You may not be familiar with the name Ralph Steadman, but you’ve likely seen some of his wildly imaginative, thoughtful and often demented drawings and paintings. If you’re a fan of Hunter S. Thompson, you are almost certainly a fan of Steadman’s work, whether you realize it or not. He provided illustrations for Thompson’s novel Fear and Loathing in Las Vegas, as well as his articles on the Rumble in the Jungle, the Kentucky Derby, etc. Steadman’s art is so synonymous with Thompson that it can be tough to separate one from the other. Creating an individual identity, while still maintaining the artist’s connection to Thompson, is one of the tasks that director Charlie Paul and producer Lucy Paul, set out to accomplish with their documentary For No Good Reason. The film not only achieves this, but also manages to be very entertaining, inspiring and provides great insight into the artistic mind.

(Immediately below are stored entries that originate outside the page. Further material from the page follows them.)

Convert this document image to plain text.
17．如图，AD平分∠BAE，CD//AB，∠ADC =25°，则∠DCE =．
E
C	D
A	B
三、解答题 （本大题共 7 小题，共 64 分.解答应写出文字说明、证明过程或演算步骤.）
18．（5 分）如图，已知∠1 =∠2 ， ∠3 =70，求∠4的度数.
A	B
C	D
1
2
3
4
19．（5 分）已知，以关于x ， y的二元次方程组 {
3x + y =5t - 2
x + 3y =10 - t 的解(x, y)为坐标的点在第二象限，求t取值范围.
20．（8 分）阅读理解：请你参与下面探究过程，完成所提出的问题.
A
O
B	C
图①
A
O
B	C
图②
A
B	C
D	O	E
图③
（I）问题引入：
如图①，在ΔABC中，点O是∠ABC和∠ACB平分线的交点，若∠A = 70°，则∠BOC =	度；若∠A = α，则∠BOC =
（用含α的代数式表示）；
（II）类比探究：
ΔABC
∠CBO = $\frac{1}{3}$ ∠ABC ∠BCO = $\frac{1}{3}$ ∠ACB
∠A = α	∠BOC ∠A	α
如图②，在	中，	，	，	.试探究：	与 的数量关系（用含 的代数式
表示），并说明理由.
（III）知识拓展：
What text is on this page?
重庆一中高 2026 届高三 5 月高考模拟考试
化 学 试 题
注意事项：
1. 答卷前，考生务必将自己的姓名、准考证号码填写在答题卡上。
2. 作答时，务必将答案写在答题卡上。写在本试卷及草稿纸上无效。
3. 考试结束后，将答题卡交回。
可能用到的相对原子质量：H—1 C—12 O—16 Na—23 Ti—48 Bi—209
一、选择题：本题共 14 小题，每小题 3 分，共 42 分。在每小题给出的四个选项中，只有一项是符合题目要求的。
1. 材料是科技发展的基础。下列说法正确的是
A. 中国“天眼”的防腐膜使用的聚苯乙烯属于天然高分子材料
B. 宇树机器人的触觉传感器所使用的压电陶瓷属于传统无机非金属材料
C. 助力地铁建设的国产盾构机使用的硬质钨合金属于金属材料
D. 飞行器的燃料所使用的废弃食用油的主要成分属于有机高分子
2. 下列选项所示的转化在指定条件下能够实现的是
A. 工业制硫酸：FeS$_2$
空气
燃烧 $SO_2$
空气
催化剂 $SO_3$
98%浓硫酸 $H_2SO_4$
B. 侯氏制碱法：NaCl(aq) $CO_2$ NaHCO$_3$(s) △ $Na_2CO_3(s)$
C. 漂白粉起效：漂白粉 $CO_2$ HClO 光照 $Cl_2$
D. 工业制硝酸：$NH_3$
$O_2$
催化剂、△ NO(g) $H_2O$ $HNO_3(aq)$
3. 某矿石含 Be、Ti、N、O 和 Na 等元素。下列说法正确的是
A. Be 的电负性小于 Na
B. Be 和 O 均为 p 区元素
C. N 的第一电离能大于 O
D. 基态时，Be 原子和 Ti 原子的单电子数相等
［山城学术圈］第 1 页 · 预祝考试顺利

The filmmakers find the perfect entry into Steadman’s world, with mega-star Johnny Depp, who has starred in two film adaptations of Thompson’s work (Fear and Loathing in Las Vegas and The Rum Diary). Depp is not only a friend of Steadman, but as is evidenced by the way he watches in awe as Steadman creates a remarkable work of art from a blank canvas, a true fan. As Lucy Paul puts it, Depp “holds the Gonzo torch,” referring to the outrageous journalistic and artistic movement, for which Thompson and Steadman were the forebears. Depp’s visit to Steadman’s home in England provides the structure to an intimate look into an incredible artistic journey and mind. Through their conversations we are taken from Steadman’s early years as an illustrator in England, through many riotous stories of his time with Thompson, to his more politically active era and his numerous other creative endeavors. All the while, Steadman provides fascinating insight into his process.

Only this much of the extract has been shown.